The central protein coding region is flanked by two long terminal repeats
(LTRs), which are element-specific direct repeats. LTRs, the hallmark of
these mobile elements, also are present in retroviral DNA . Like other
mobile elements, integrated retrotransposons have short target-site direct
repeats at their 3′ and 5′ ends.
The leftward LTR functions as a promotor for RNA polymerase II transcription .After the
entire retroviral DNA has been transcribed, the RNA sequence corresponding to the rightward LTR
directs host-cell RNAprocessing enzymes to cleave the primary transcript and add a poly(A) tail at
the 3′ end of the R sequence. The resulting retroviral RNA genome lacks complete LTRs.

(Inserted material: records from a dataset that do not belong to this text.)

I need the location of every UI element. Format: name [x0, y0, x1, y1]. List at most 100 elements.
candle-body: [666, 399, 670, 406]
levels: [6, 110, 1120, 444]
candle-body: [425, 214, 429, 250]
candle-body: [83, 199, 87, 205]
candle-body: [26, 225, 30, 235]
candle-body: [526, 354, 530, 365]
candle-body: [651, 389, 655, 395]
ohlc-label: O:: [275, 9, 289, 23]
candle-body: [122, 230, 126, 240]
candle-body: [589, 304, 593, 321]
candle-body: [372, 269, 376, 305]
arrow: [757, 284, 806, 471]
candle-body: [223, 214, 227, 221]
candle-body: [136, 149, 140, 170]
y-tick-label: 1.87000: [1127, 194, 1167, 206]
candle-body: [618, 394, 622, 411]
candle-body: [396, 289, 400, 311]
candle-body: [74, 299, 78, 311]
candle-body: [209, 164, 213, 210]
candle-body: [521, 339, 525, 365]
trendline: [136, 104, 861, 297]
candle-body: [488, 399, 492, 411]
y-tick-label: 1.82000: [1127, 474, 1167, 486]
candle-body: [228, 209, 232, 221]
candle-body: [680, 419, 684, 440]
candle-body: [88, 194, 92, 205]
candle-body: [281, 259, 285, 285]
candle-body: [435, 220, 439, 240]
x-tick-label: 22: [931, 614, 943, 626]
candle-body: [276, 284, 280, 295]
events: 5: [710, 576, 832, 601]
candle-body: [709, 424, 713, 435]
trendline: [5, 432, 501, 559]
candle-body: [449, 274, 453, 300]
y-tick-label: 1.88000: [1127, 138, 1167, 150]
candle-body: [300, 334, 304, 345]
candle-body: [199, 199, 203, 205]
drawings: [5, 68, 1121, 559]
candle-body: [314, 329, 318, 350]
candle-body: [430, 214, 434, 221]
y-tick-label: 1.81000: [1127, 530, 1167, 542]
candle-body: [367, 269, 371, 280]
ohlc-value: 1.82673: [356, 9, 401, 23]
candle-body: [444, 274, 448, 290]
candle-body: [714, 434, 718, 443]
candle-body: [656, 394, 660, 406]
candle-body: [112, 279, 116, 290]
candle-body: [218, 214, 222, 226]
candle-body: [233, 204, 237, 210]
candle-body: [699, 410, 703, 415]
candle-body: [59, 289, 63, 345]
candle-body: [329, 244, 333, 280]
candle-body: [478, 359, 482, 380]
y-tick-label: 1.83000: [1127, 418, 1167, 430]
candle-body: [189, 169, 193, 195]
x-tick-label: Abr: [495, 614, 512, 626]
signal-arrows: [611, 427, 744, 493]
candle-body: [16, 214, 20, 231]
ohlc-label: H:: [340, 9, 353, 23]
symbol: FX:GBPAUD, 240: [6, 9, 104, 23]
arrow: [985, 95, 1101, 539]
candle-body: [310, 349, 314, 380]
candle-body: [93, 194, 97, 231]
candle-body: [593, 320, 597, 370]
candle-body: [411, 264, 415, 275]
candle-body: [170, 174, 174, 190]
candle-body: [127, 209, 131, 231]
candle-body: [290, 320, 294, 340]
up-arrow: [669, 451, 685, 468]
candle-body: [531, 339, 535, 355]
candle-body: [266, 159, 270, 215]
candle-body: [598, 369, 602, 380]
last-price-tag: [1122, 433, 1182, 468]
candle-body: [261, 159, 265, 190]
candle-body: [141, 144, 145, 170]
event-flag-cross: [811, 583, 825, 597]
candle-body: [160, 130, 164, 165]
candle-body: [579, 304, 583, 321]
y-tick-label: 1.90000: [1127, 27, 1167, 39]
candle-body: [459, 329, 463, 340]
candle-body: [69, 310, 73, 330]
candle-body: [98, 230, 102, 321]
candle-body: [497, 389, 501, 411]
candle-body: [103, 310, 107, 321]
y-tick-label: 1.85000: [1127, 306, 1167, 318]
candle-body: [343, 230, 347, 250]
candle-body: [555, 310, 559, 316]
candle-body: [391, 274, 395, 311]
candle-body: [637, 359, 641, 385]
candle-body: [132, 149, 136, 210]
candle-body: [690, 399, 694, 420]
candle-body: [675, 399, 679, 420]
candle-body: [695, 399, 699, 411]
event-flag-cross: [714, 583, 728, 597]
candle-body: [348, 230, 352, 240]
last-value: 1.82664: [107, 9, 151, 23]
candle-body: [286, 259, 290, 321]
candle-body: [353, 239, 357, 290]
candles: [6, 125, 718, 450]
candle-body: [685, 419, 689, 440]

However,
after a virus infects a cell, reverse transcriptase yields a double-stranded DNA containing LTRs
Integrase, other enzyme ,encoded by retroviruses, then inserts the double-stranded retroviral DNA
into the host-cell genome; in this process, short direct repeats of the target-site sequence are
generated at either end of the inserted viral DNA sequence. Like retroviral DNA, Ty elements
and copia encode reverse transcriptase and integrase; these enzymes are thought to function in
transposition by converting the RNA intermediate into DNA and inserting the DNA into the target
site in a manner similar to retroviruses.